Editor’s Note: This content is contributed by Rob Green, Senior Manager - Pro AV, Broadcast, and Consumer.
A Small Squeeze Makes a Big Impact in 8K
The emergence of 8K cameras and the capture of higher resolution images is slowly driving the rest of the media workflow to handle 8K content. But the exponential costs of moving, processing, and storing the vast amounts of data associated with 8K content is causing many to question whether the return on investment in new equipment and infrastructure is worth it.
Enter lightweight mezzanine codecs, designed to provide high-quality, low-latency compression without sacrificing video quality. Mezzanine, or intermediate, codecs were originally used in the production and post-production process to enable efficient transfer and storage of large amounts of content data between various video processing equipment, but they are becoming much more widespread across the entire multimedia content chain, used as AV-over-IP codecs, wireless transmission codecs, and in broadcast contribution.

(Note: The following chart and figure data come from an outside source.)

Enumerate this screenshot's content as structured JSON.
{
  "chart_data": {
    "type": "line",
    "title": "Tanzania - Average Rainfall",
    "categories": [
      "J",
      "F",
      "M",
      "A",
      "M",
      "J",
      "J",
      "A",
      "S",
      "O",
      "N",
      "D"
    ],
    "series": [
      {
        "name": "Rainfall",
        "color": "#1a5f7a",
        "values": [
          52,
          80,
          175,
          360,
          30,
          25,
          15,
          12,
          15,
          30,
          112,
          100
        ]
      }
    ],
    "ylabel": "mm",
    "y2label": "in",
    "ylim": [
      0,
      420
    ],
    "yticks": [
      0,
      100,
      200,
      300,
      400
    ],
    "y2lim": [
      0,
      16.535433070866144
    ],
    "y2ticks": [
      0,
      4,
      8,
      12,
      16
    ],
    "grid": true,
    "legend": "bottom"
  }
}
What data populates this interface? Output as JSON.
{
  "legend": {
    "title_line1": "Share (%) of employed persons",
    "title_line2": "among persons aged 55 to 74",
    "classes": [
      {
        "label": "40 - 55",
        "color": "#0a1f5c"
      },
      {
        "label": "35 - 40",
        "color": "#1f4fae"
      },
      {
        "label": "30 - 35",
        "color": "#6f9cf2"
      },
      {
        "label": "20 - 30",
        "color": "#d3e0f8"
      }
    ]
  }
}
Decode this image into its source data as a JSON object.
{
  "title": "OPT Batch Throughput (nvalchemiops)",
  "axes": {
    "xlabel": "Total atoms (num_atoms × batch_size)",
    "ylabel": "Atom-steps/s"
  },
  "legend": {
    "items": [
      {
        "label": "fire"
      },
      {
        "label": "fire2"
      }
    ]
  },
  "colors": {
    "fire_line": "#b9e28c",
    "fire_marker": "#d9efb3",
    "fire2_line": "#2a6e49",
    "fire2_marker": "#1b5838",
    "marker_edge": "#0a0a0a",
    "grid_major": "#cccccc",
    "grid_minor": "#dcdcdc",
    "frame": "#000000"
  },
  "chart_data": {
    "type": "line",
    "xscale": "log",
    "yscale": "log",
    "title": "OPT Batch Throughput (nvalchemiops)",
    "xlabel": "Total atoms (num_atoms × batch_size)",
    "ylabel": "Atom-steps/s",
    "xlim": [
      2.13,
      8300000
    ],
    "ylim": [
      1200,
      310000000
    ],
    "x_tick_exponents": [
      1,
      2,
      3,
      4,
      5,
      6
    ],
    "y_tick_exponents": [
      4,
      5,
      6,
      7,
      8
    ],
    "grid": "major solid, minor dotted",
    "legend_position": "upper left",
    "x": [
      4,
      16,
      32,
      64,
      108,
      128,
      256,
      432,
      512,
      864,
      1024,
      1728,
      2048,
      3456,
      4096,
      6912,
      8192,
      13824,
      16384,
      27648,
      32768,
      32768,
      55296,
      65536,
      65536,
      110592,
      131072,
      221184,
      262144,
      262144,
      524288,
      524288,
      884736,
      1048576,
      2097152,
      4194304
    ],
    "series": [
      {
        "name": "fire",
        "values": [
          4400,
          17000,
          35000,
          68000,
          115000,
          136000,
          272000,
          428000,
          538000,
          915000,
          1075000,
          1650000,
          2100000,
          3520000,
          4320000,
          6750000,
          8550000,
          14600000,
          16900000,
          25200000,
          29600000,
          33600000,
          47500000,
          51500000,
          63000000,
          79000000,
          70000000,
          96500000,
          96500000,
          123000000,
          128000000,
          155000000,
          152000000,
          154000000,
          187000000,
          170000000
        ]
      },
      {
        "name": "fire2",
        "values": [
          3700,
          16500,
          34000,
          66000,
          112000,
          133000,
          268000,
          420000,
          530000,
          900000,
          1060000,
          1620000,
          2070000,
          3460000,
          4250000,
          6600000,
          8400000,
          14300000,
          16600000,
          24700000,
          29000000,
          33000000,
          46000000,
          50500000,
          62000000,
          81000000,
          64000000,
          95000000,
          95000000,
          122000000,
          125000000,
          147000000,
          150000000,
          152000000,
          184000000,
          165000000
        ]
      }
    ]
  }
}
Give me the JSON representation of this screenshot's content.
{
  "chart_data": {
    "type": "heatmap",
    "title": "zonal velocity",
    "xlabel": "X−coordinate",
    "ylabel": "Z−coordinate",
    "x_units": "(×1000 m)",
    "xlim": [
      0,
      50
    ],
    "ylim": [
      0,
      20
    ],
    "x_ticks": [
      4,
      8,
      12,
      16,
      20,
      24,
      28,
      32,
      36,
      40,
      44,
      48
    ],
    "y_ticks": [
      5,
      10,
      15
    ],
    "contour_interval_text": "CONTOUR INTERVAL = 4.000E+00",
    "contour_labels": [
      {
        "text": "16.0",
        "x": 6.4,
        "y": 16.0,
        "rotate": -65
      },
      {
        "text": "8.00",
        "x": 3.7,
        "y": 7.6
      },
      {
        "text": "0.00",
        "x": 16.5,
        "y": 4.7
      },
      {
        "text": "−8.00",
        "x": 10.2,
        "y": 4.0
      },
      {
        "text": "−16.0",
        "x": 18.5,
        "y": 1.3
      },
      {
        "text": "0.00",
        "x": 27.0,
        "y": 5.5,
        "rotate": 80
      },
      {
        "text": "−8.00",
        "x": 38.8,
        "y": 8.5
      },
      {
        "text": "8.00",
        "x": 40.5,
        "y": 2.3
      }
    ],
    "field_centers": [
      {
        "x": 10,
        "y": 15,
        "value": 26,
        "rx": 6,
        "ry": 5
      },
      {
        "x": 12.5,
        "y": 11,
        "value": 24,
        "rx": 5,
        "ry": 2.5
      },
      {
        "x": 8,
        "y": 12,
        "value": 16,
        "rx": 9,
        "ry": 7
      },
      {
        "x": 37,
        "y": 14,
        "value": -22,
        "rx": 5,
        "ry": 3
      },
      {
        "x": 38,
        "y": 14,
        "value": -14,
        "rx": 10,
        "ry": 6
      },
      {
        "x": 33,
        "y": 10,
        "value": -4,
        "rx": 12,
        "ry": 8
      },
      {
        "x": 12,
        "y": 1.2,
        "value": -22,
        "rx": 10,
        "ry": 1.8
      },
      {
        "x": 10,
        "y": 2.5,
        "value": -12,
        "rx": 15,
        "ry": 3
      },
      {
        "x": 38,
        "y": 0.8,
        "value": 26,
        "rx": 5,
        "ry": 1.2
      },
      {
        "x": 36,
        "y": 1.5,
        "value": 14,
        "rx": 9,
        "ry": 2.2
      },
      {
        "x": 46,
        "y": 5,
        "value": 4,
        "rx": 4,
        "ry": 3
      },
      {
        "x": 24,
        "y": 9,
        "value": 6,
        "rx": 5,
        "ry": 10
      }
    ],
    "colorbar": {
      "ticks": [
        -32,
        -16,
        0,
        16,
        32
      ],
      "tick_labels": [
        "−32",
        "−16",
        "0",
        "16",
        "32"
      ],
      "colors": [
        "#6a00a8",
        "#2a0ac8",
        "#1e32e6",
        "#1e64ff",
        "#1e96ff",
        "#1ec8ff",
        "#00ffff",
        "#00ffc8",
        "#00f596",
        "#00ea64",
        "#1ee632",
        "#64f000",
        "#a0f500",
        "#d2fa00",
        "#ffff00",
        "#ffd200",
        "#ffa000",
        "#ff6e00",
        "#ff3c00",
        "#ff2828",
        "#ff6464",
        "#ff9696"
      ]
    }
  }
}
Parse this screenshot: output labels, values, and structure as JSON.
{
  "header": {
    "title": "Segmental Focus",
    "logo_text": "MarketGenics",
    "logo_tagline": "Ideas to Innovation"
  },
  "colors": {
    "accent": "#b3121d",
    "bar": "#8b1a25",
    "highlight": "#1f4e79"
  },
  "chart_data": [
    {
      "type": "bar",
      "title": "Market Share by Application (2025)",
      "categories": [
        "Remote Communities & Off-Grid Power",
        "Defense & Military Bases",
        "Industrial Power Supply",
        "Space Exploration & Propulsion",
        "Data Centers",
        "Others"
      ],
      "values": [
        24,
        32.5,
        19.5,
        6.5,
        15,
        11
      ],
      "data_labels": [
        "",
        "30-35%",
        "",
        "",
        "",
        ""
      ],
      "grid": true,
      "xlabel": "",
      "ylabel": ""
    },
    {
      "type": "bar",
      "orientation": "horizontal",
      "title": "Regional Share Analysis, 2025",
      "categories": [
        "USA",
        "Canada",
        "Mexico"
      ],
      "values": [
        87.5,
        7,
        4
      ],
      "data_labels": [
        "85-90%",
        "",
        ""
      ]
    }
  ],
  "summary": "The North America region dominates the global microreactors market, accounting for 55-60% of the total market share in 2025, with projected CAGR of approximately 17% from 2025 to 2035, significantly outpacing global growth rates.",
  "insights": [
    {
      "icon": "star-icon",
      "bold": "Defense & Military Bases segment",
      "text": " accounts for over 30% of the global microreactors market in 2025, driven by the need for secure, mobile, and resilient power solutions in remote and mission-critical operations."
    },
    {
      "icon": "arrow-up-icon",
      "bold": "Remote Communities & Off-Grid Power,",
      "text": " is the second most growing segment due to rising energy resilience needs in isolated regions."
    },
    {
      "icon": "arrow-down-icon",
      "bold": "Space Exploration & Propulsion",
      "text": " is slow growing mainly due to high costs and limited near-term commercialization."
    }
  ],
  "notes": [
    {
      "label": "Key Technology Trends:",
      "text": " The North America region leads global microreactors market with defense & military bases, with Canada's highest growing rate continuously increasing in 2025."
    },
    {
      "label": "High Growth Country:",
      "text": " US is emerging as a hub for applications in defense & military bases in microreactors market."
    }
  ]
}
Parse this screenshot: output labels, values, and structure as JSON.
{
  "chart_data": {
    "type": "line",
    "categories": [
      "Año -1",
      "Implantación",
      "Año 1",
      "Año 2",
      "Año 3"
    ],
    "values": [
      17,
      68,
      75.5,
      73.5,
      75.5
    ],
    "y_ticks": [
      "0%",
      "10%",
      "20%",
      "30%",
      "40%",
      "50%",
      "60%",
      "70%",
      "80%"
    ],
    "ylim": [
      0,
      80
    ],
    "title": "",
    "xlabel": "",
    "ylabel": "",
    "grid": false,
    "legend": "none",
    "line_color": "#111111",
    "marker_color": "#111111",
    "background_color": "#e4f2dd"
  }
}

One of the main advantages of using mezzanine codecs is their ability to retain the original video quality. Often available as visually or mathematically lossless codecs, they are ideal for editing and re-purposing video content or simply for reducing bandwidth to keep point-to-point transmission costs down. They are often very small in terms of implementation size, particularly when compared to lossy codecs such as H.264/H.265. Furthermore, mezzanine codecs are optimized for fast encoding and decoding, often having latency of just a few lines of video. This makes them an ideal choice for live broadcast applications and live events.
Figure 1: Typical codec bitrate ranges, highlighting mezzanine codecs in yellow (not exhaustive)
This combination of small size, low latency, and lossless quality means that mezzanine codecs are becoming extremely popular for video streaming at bitrates above a few hundred Mbps. This is even more apparent for handling 8K video. Uncompressed 8K60 video can typically require 40-100 Gbps bitrate depending on the format. Clearly this is impractical to transmit and store such huge amounts of data without any compression, so the use of JPEG XS or HTJ2K can be used to reduce this down by as much as 20:1, meaning it can now be transported over relatively inexpensive 10G Ethernet cables with lossless quality.
All the major mezzanine codecs are available on AMD products, with partners such as Astro Design, intoPIX, Jointwave, Parretto and Techno Mathematical offering IP cores that run in the programmable logic (PL) section of almost all families from Artix™ 7 FPGAs to Zynq™ UltraScale+™ MPSoCs and the latest Versal™ adaptive SoCs. This tremendous flexibility means that you can evaluate the codec which best suits your needs, and which you can quickly integrate as either a connectivity codec to get specific compressed video formats in and out of your system, or as a key selling point of your design in terms of interoperability and capability. And for 8K systems, you’ll really need to become familiar with mezzanine codecs to keep your hardware and usability costs down.